Были также и протесты против очередного прочесывания партийных рядов под видом проверки и обмена документов. Выступления такого рода зафиксированы по меньшей мере в двух респиликах — на Украине и в Белоруссии. Главное же — были попытки противодействовать арестам, которые в связи с первым процессом все больше обрушивались на коммунистов, занимавших руководящие посты в промышленности, особенно если в их прошлом имелись хоть малейшие признаки сочувствия троцкизму. Самым высокостоящим их защитником был Орджоникидзе, тот самый железный нарком, бывший друг Сталина, который вместе с этими людьми руководил титаническими усилиями по индустриализации страны; теперь он вступил в открытый конфликт и со Сталиным, и с Молотовым.

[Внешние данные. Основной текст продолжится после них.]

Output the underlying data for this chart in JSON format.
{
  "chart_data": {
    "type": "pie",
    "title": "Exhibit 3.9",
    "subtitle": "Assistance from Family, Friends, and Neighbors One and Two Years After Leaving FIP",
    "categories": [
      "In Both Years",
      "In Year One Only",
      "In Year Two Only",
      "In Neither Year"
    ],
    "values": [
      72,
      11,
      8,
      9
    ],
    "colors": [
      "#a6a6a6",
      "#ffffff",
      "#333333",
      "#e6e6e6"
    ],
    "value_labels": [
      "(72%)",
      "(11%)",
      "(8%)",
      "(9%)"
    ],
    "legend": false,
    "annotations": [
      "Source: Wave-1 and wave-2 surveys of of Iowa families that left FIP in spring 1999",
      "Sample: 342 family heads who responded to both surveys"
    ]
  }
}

Для сокрушения этих последних преград Сталин действовал свойственными ему методами и средствами. В сентябре 1936 г. он потребовал и добился того, чтобы вместо Ягоды во главе НКВД был поставлен Ежов. Полицейские службы он при этом обвинил в том, что они «отстали на четыре года» в борьбе с «троцкистско-зиновьевским блоком». Новый глава НКВД, отличившийся в чистках предыдущих лет, нацелил репрессивный аппарат против тех очагов сопротивления, на которые этот аппарат еще мог натолкнуться в рядах партии. Все большее могущество политическая полиция приобретала в жестоких схватках 20-х и 30-х гг.; это обусловило, среди прочего, ее собственную эволюцию. Уже при Ягоде, пришедшем в 1934 г. на смену Менжинскому, стало происходить, по свидетельству одного старого чекиста, прогрессирующее превращение работников НКВД в «простых техников аппарата внутреннего ведомства, со всеми его недостатками, ставящими нас на одну доску с презренными охранками капиталистов». Процесс Зиновьева — Каменева явился ярким проявлением этой метаморфозы старой ЧК Дзержинского. Тем не менее задачи, поставленные перед Ежовым, предполагали нечто идущее гораздо дальше.

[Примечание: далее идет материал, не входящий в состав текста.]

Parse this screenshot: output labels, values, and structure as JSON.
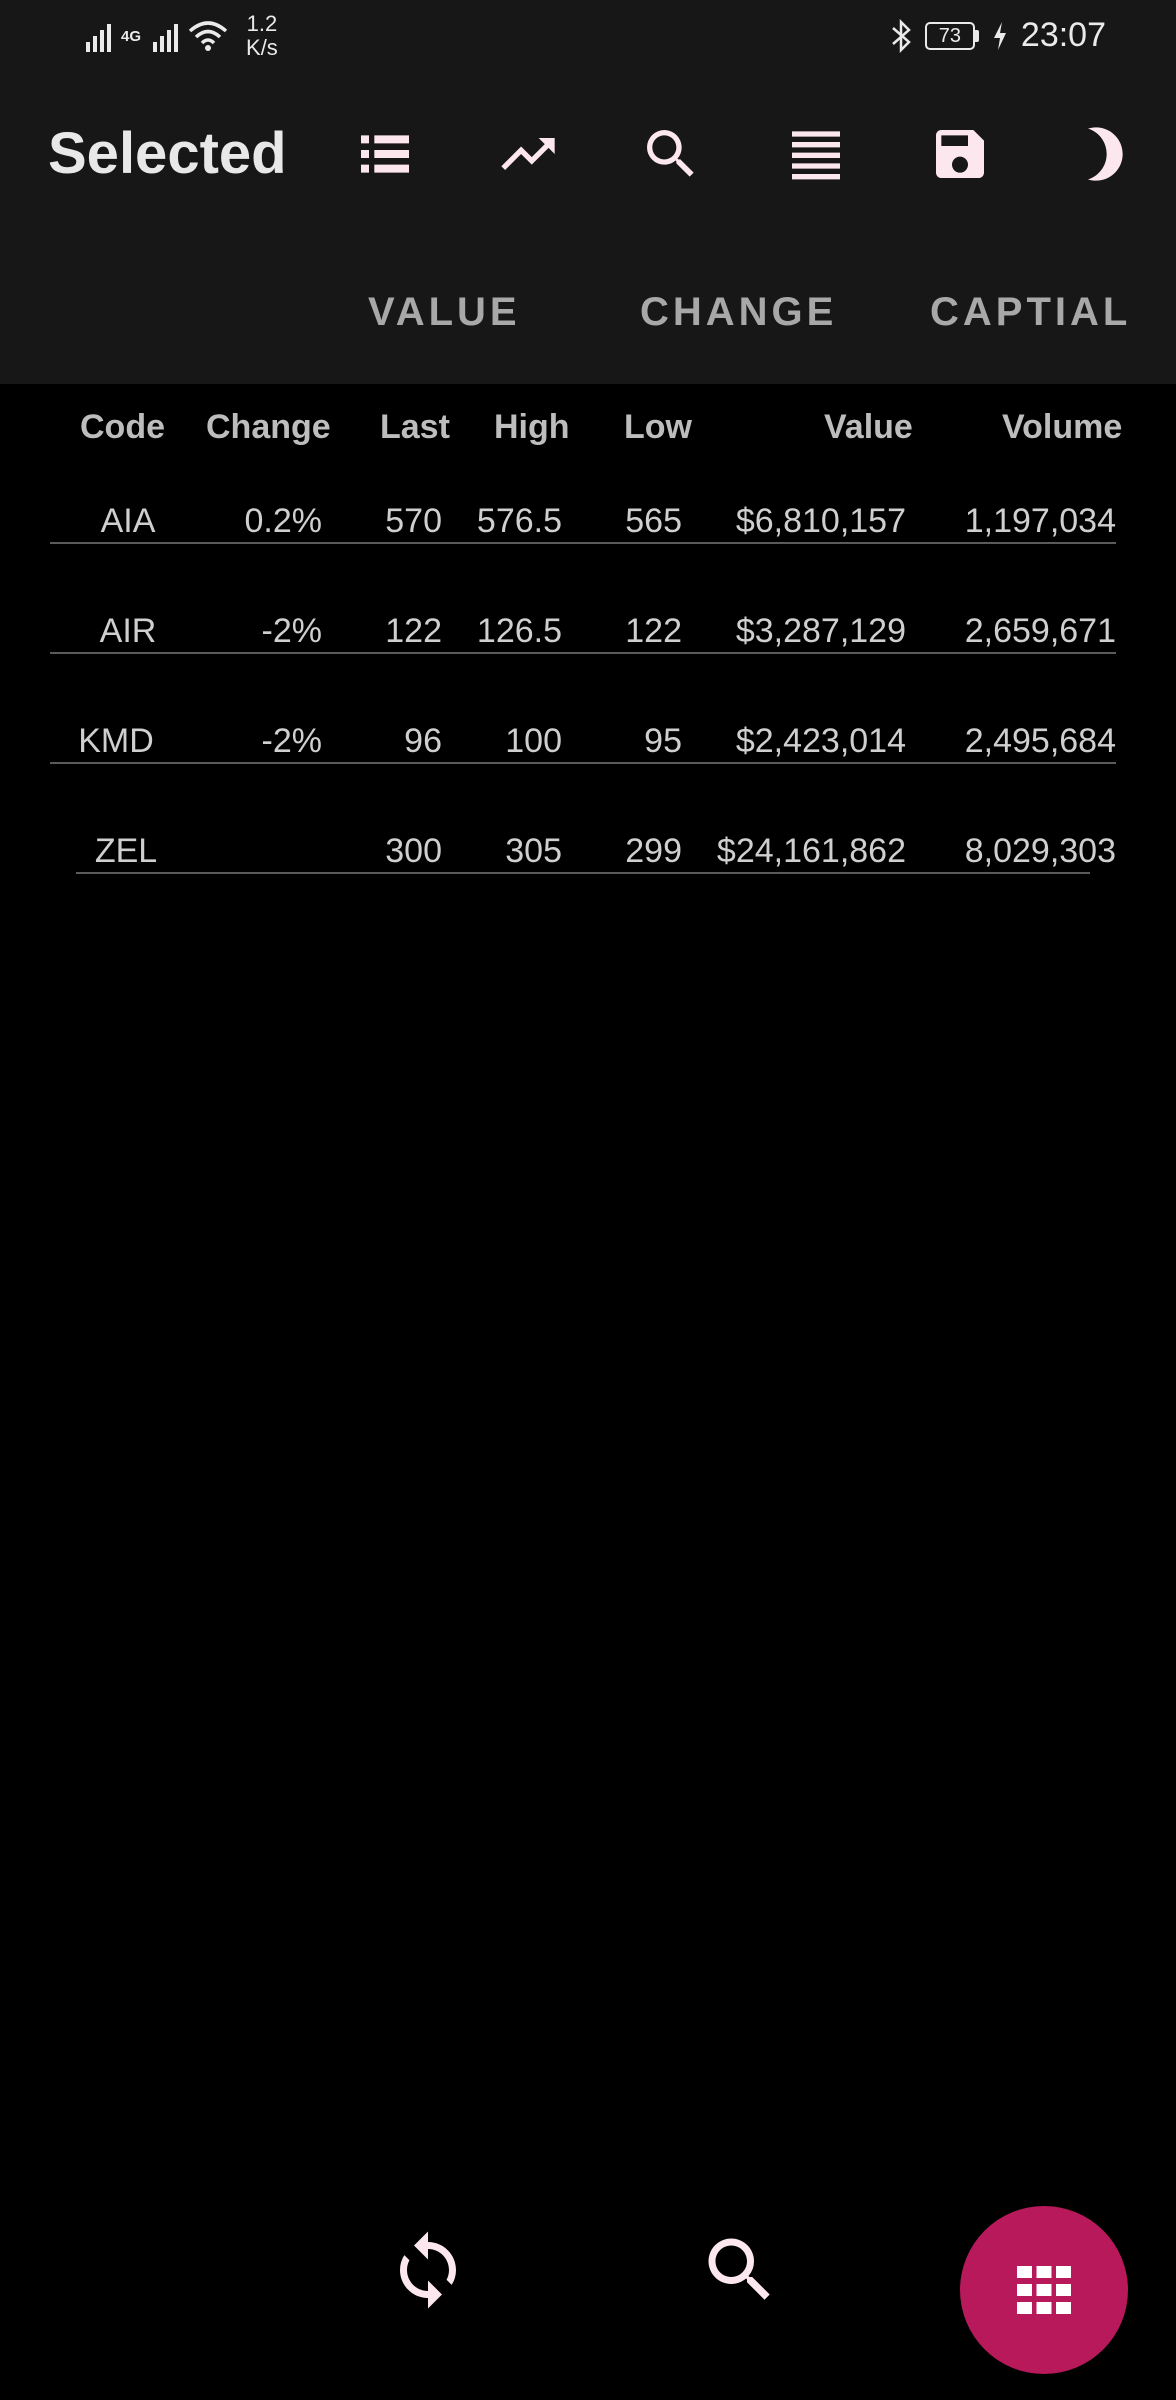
{
  "status_bar": {
    "network_label": "4G",
    "speed_value": "1.2",
    "speed_unit": "K/s",
    "battery": "73",
    "time": "23:07"
  },
  "app_bar": {
    "title": "Selected",
    "icons": [
      "list-view-icon",
      "trending-up-icon",
      "search-icon",
      "menu-lines-icon",
      "save-icon",
      "dark-mode-icon"
    ]
  },
  "tabs": [
    {
      "label": "VALUE"
    },
    {
      "label": "CHANGE"
    },
    {
      "label": "CAPTIAL"
    }
  ],
  "table": {
    "headers": {
      "code": "Code",
      "change": "Change",
      "last": "Last",
      "high": "High",
      "low": "Low",
      "value": "Value",
      "volume": "Volume"
    },
    "rows": [
      {
        "code": "AIA",
        "change": "0.2%",
        "last": "570",
        "high": "576.5",
        "low": "565",
        "value": "$6,810,157",
        "volume": "1,197,034"
      },
      {
        "code": "AIR",
        "change": "-2%",
        "last": "122",
        "high": "126.5",
        "low": "122",
        "value": "$3,287,129",
        "volume": "2,659,671"
      },
      {
        "code": "KMD",
        "change": "-2%",
        "last": "96",
        "high": "100",
        "low": "95",
        "value": "$2,423,014",
        "volume": "2,495,684"
      },
      {
        "code": "ZEL",
        "change": "",
        "last": "300",
        "high": "305",
        "low": "299",
        "value": "$24,161,862",
        "volume": "8,029,303"
      }
    ]
  },
  "bottom_bar": {
    "icons": [
      "refresh-icon",
      "search-icon",
      "grid-icon"
    ]
  },
  "colors": {
    "accent": "#b8195a",
    "bar_background": "#171717",
    "background": "#000000",
    "icon_tint": "#fde7ee"
  }
}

В конце января 1937 г. в Москве был инсценирован еще один публичный процесс. Ему предшествовало осуждение в Кемерове, в Сибири, группы «вредителей», якобы орудовавших в только что созданной там промышленности; в большинстве своем осужденные были коммунистами, до последнего дня остававшимися в рядах партии. Суду была придана широкая огласка.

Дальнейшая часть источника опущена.